GIAE is designed to be used both as a CLI tool and a Python library. This page documents the core data models and interpretation engine.

🧬 Core Models

`Genome`

The top-level container for a genomic sequence and its annotations.

Key Attributes: - id: Unique identifier (UUID-based). - name: Short name for the genome. - sequence: The raw nucleotide sequence (BioPython compatible). - genes: A list of Gene objects.

Key Methods: - add_gene(gene): Add a new gene to the genome. - get_summary(): Returns a dictionary with GC content, gene count, etc.

`Gene`

Represents a single feature (CDS, tRNA, etc.) with its location and translations.

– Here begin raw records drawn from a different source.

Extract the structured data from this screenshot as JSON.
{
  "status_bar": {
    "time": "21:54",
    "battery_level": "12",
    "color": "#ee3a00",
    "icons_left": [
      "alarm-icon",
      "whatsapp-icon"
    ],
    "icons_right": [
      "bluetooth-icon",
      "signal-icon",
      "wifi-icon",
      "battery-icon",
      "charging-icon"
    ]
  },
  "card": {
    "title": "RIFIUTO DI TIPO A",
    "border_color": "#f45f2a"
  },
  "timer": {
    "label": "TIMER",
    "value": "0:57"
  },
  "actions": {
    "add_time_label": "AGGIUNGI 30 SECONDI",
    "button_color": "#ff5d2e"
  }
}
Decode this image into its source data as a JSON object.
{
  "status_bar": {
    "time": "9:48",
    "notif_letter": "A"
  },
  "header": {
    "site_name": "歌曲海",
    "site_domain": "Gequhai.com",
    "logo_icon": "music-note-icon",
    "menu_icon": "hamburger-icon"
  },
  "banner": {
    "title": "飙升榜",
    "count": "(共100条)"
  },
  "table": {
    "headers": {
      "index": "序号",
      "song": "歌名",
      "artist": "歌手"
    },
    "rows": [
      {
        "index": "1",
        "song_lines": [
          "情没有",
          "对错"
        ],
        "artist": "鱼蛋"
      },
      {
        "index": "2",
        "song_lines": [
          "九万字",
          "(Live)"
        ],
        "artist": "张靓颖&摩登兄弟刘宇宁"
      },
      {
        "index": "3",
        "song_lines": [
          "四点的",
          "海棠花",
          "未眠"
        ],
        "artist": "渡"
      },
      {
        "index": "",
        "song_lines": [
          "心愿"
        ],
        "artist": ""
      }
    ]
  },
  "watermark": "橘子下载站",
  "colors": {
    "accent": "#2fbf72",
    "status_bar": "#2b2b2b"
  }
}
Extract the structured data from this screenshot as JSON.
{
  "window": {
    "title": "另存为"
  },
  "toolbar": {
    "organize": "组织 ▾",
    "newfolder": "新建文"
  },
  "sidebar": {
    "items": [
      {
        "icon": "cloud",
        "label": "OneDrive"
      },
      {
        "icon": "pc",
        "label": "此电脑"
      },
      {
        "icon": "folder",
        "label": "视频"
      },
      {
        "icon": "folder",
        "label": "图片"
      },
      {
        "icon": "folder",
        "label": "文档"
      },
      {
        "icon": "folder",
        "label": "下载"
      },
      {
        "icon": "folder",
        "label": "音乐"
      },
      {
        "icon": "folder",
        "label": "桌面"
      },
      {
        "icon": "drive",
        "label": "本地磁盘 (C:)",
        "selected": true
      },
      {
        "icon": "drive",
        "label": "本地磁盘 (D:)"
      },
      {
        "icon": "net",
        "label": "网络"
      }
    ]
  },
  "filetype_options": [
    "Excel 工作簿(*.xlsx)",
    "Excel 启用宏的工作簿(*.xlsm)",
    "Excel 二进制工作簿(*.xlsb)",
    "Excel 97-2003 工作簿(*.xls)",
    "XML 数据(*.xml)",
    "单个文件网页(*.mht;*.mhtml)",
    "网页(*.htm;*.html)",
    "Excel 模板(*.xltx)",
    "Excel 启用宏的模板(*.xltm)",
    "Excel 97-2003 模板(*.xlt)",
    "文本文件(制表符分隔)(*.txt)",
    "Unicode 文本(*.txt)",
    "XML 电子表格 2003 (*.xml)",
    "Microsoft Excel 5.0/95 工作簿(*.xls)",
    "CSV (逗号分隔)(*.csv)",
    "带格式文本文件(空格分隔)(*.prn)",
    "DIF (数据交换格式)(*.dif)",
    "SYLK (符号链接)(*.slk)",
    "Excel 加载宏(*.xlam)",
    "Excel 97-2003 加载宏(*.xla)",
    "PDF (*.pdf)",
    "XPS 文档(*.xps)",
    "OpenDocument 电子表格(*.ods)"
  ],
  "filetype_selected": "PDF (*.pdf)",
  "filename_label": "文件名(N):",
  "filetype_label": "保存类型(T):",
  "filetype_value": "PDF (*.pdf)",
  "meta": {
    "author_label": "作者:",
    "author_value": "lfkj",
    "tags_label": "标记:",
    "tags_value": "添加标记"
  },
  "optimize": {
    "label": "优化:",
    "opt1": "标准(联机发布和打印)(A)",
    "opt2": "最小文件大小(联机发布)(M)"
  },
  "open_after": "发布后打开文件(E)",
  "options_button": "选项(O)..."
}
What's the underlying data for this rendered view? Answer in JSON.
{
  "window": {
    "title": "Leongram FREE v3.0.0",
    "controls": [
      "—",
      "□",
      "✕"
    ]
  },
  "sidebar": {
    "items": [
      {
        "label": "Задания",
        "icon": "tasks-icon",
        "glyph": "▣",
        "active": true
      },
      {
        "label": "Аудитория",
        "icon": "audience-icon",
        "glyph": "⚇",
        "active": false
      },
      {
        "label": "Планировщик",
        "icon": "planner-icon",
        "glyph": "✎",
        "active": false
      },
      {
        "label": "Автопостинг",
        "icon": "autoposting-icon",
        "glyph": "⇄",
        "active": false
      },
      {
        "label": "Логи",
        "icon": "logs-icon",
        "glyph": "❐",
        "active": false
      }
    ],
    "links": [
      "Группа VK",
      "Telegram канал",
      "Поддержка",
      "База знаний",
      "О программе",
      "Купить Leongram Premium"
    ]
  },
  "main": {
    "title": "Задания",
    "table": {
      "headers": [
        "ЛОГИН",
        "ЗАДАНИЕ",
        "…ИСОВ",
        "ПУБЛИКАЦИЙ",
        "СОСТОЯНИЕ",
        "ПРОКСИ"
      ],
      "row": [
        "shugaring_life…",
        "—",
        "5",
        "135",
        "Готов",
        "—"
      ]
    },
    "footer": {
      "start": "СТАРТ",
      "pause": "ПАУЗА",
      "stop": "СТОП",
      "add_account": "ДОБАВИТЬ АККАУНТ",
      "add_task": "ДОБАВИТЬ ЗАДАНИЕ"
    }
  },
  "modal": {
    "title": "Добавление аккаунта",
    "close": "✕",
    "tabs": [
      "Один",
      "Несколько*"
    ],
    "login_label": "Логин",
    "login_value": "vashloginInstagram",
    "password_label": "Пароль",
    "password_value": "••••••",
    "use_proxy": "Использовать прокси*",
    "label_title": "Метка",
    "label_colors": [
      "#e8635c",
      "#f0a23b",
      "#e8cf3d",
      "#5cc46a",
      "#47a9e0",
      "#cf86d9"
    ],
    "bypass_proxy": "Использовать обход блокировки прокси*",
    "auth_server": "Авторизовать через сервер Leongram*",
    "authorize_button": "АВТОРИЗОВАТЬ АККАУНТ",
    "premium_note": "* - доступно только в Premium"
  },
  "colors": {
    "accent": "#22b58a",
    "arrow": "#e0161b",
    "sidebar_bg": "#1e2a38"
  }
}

Key Attributes: - id: Unique identifier. - location: Start/End position and strand. - protein: A Protein object containing the translation. - evidence: A list of Evidence objects extracted during interpretation.

🧠 Interpretation Engine

`Interpreter`

The primary orchestrator for the GIAE pipeline.

Initialization:

from giae.engine.interpreter import Interpreter
interpreter = Interpreter()

Workflow: 1. ORF Finding: If input is FASTA, identifies potential genes. 2. Evidence Extraction: Scans motifs and runs plugins (HMMER, BLAST). 3. Aggregation: Merges overlapping evidence signals. 4. Hypothesis Generation: Proposes functions based on evidence. 5. Confidence Scoring: Calibrates the final interpretation.

🔌 Plugins

GIAE is extensible via the Plugin interface.

`HmmerPlugin`

Integrates local HMMER3 searches against Pfam.

`BlastLocalPlugin`

Integrates local BLAST+ searches against Swiss-Prot or custom databases.

`EsmPlugin`

Uses the ESM-2 deep learning model for sequence feature extraction (requires PyTorch).